OKAY, so tonight I wore these flashy red leggings, tried them on, looked at myself in the mirror & legit felt like SUPERWOMAN in them.
Keyword: “Felt”.
But then, I took a second look at myself & I realized that:
I really am Superwoman.
Fine, maybe without the superpowers.
But, when I look back on the past 7 months of my life, I realize that I felt, overcame, accomplished, fought, faced, conquered & beat things I never thought possible.
When times got tough, I fought to remind myself that no amount of guilt or shame could change the past & no amount of anxiety or stress could change the future.
I fought day in & day out to live in the present & to teach my mind that the person I am is not defined by:
numbers.
measurements.
calories.
weight.
the actions of yesterday.
the stressors of tomorrow.
I fought to erase the thoughts that were standing in my way & replaced them with coping mechanisms to keep moving FOREVER forward.
And I moved forward.
Every single day.
Some days, I took HUGE steps.
Other days, I took baby ones.
BUT EVERY DAY, I TOOK A STEP.
Every day, I spread my wings.
I flew.
And with every step, I flew a little bit farther away from the hell that consumed my life for far too long
(Yes, two years is a heck of a long time when something so powerful controls your every single move & when you literally have ZERO control over your body, mind & the decisions you make).

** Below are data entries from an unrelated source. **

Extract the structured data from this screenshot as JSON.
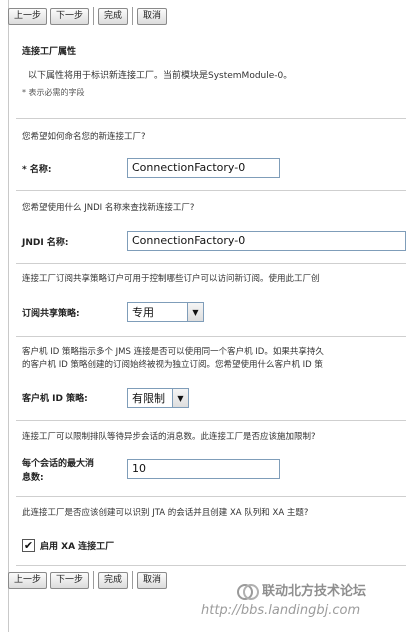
{
  "toolbar": {
    "prev_label": "上一步",
    "next_label": "下一步",
    "finish_label": "完成",
    "cancel_label": "取消"
  },
  "section": {
    "title": "连接工厂属性",
    "description": "以下属性将用于标识新连接工厂。当前模块是SystemModule-0。",
    "required_note": "* 表示必需的字段"
  },
  "fields": {
    "name": {
      "question": "您希望如何命名您的新连接工厂?",
      "label": "* 名称:",
      "value": "ConnectionFactory-0"
    },
    "jndi": {
      "question": "您希望使用什么 JNDI 名称来查找新连接工厂?",
      "label": "JNDI 名称:",
      "value": "ConnectionFactory-0"
    },
    "subscription": {
      "question": "连接工厂订阅共享策略订户可用于控制哪些订户可以访问新订阅。使用此工厂创",
      "label": "订阅共享策略:",
      "value": "专用"
    },
    "client_id": {
      "question_line1": "客户机 ID 策略指示多个 JMS 连接是否可以使用同一个客户机 ID。如果共享持久",
      "question_line2": "的客户机 ID 策略创建的订阅始终被视为独立订阅。您希望使用什么客户机 ID 策",
      "label": "客户机 ID 策略:",
      "value": "有限制"
    },
    "max_messages": {
      "question": "连接工厂可以限制排队等待异步会话的消息数。此连接工厂是否应该施加限制?",
      "label_line1": "每个会话的最大消",
      "label_line2": "息数:",
      "value": "10"
    },
    "xa": {
      "question": "此连接工厂是否应该创建可以识别 JTA 的会话并且创建 XA 队列和 XA 主题?",
      "label": "启用 XA 连接工厂",
      "checked": true
    }
  },
  "watermark": {
    "text1": "联动北方技术论坛",
    "text2": "http://bbs.landingbj.com"
  }
}
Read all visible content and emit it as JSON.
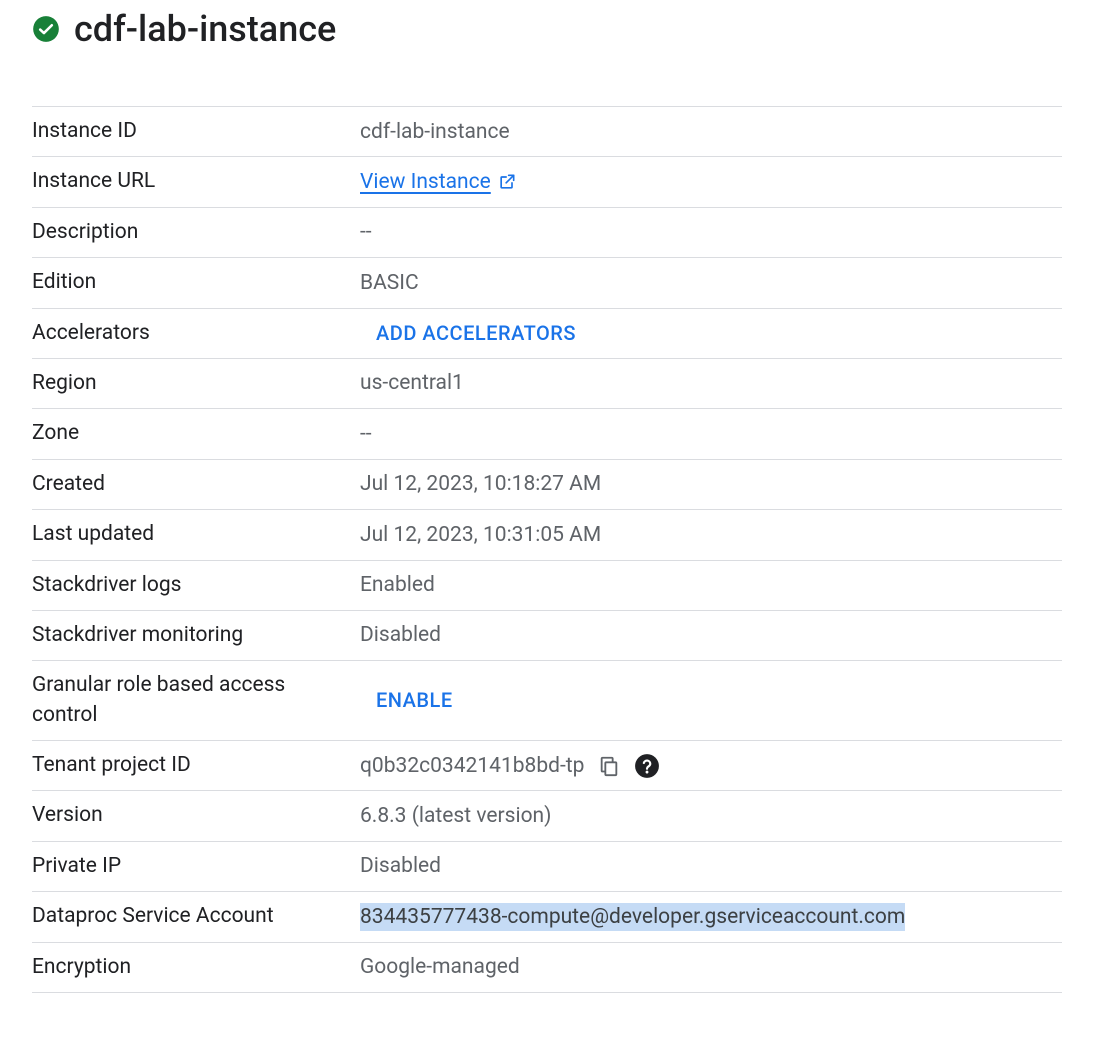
{
  "header": {
    "title": "cdf-lab-instance"
  },
  "details": {
    "instance_id": {
      "label": "Instance ID",
      "value": "cdf-lab-instance"
    },
    "instance_url": {
      "label": "Instance URL",
      "link_text": "View Instance"
    },
    "description": {
      "label": "Description",
      "value": "--"
    },
    "edition": {
      "label": "Edition",
      "value": "BASIC"
    },
    "accelerators": {
      "label": "Accelerators",
      "action": "ADD ACCELERATORS"
    },
    "region": {
      "label": "Region",
      "value": "us-central1"
    },
    "zone": {
      "label": "Zone",
      "value": "--"
    },
    "created": {
      "label": "Created",
      "value": "Jul 12, 2023, 10:18:27 AM"
    },
    "last_updated": {
      "label": "Last updated",
      "value": "Jul 12, 2023, 10:31:05 AM"
    },
    "stackdriver_logs": {
      "label": "Stackdriver logs",
      "value": "Enabled"
    },
    "stackdriver_monitoring": {
      "label": "Stackdriver monitoring",
      "value": "Disabled"
    },
    "rbac": {
      "label": "Granular role based access control",
      "action": "ENABLE"
    },
    "tenant_project_id": {
      "label": "Tenant project ID",
      "value": "q0b32c0342141b8bd-tp"
    },
    "version": {
      "label": "Version",
      "value": "6.8.3 (latest version)"
    },
    "private_ip": {
      "label": "Private IP",
      "value": "Disabled"
    },
    "dataproc_sa": {
      "label": "Dataproc Service Account",
      "value": "834435777438-compute@developer.gserviceaccount.com"
    },
    "encryption": {
      "label": "Encryption",
      "value": "Google-managed"
    }
  }
}
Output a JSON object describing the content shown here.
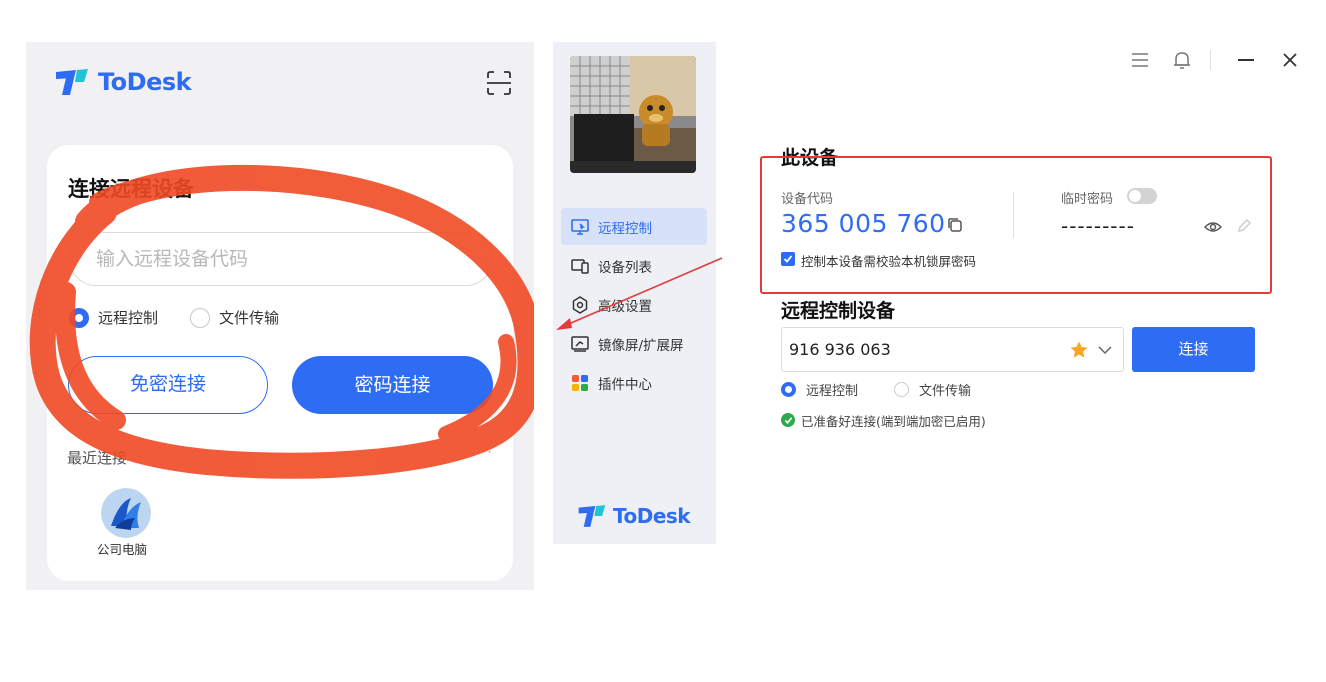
{
  "mobile": {
    "brand": "ToDesk",
    "card_title": "连接远程设备",
    "input_placeholder": "输入远程设备代码",
    "mode_options": [
      {
        "label": "远程控制",
        "selected": true
      },
      {
        "label": "文件传输",
        "selected": false
      }
    ],
    "btn_no_password": "免密连接",
    "btn_password": "密码连接",
    "recent_title": "最近连接",
    "more": "···",
    "recent_items": [
      {
        "label": "公司电脑"
      }
    ]
  },
  "sidebar": {
    "items": [
      {
        "label": "远程控制",
        "icon": "monitor-icon",
        "active": true
      },
      {
        "label": "设备列表",
        "icon": "devices-icon",
        "active": false
      },
      {
        "label": "高级设置",
        "icon": "gear-icon",
        "active": false
      },
      {
        "label": "镜像屏/扩展屏",
        "icon": "mirror-screen-icon",
        "active": false
      },
      {
        "label": "插件中心",
        "icon": "plugins-icon",
        "active": false
      }
    ],
    "brand": "ToDesk"
  },
  "desktop": {
    "this_device_title": "此设备",
    "device_code_label": "设备代码",
    "device_code": "365 005 760",
    "temp_password_label": "临时密码",
    "temp_password_enabled": false,
    "temp_password_value": "---------",
    "lock_checkbox_label": "控制本设备需校验本机锁屏密码",
    "lock_checkbox_checked": true,
    "remote_title": "远程控制设备",
    "remote_input_value": "916 936 063",
    "connect_label": "连接",
    "mode_options": [
      {
        "label": "远程控制",
        "selected": true
      },
      {
        "label": "文件传输",
        "selected": false
      }
    ],
    "status_text": "已准备好连接(端到端加密已启用)"
  },
  "colors": {
    "accent": "#2f6cf4",
    "annotation_red": "#e33b3b",
    "scribble": "#f04a24",
    "status_green": "#2dab4a"
  }
}
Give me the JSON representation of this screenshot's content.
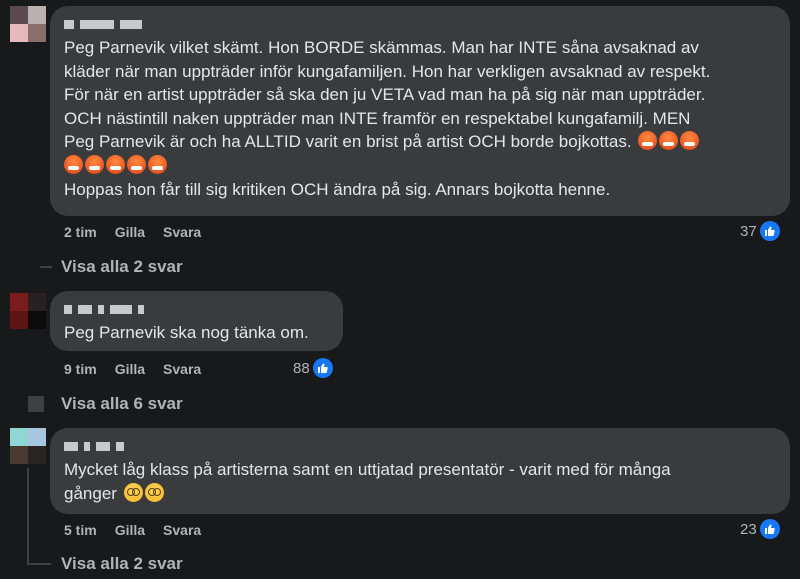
{
  "comments": [
    {
      "text_lines": [
        "Peg Parnevik vilket skämt. Hon BORDE skämmas. Man har INTE såna avsaknad av",
        "kläder när man uppträder inför kungafamiljen. Hon har verkligen avsaknad av respekt.",
        "För när en artist uppträder så ska den ju VETA vad man ha på sig när man uppträder.",
        "OCH nästintill naken uppträder man INTE framför en respektabel kungafamilj. MEN",
        "Peg Parnevik är och ha ALLTID varit en brist på artist OCH borde bojkottas.",
        "",
        "Hoppas hon får till sig kritiken OCH ändra på sig. Annars bojkotta henne."
      ],
      "time": "2 tim",
      "like_label": "Gilla",
      "reply_label": "Svara",
      "likes": "37",
      "view_replies": "Visa alla 2 svar"
    },
    {
      "text_lines": [
        "Peg Parnevik ska nog tänka om."
      ],
      "time": "9 tim",
      "like_label": "Gilla",
      "reply_label": "Svara",
      "likes": "88",
      "view_replies": "Visa alla 6 svar"
    },
    {
      "text_lines": [
        "Mycket låg klass på artisterna samt en uttjatad presentatör - varit med för många",
        "gånger"
      ],
      "time": "5 tim",
      "like_label": "Gilla",
      "reply_label": "Svara",
      "likes": "23",
      "view_replies": "Visa alla 2 svar"
    }
  ],
  "icons": {
    "like": "thumbs-up-icon",
    "angry_emoji": "angry-face-emoji",
    "dizzy_emoji": "dizzy-face-emoji"
  },
  "colors": {
    "background": "#18191a",
    "bubble": "#3a3b3c",
    "text": "#e4e6eb",
    "secondary_text": "#b0b3b8",
    "like_blue": "#1877f2"
  }
}
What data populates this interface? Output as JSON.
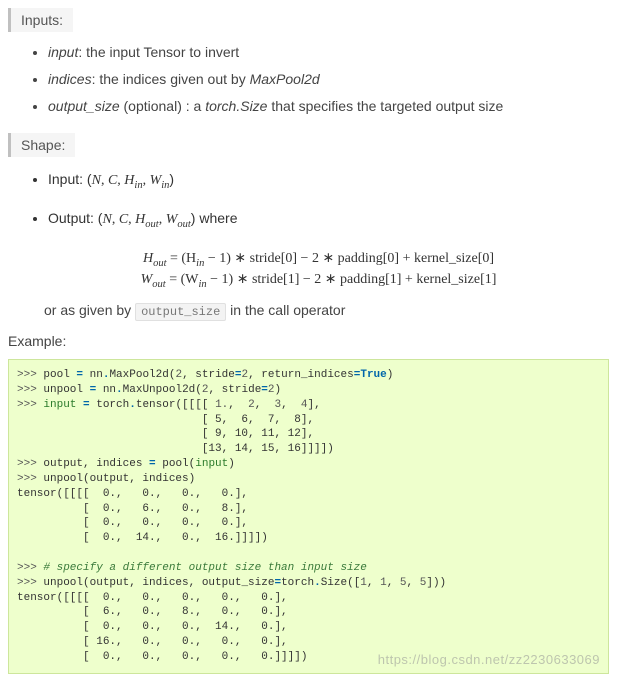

I flew until I felt limitless.
Until I felt like nothing could stop me.
Nothing could stand in my way.
Nothing could bring me down.
Nothing could destroy me.
NOTHING COULD CONTROL ME.
UNTIL I NOT ONLY FELT BUT BECAME SUPERWOMAN.
So, yes, while I don’t have superpowers, per se.
To me, all I’ve overcome in the past 7 months fits my definition of “superpowers”.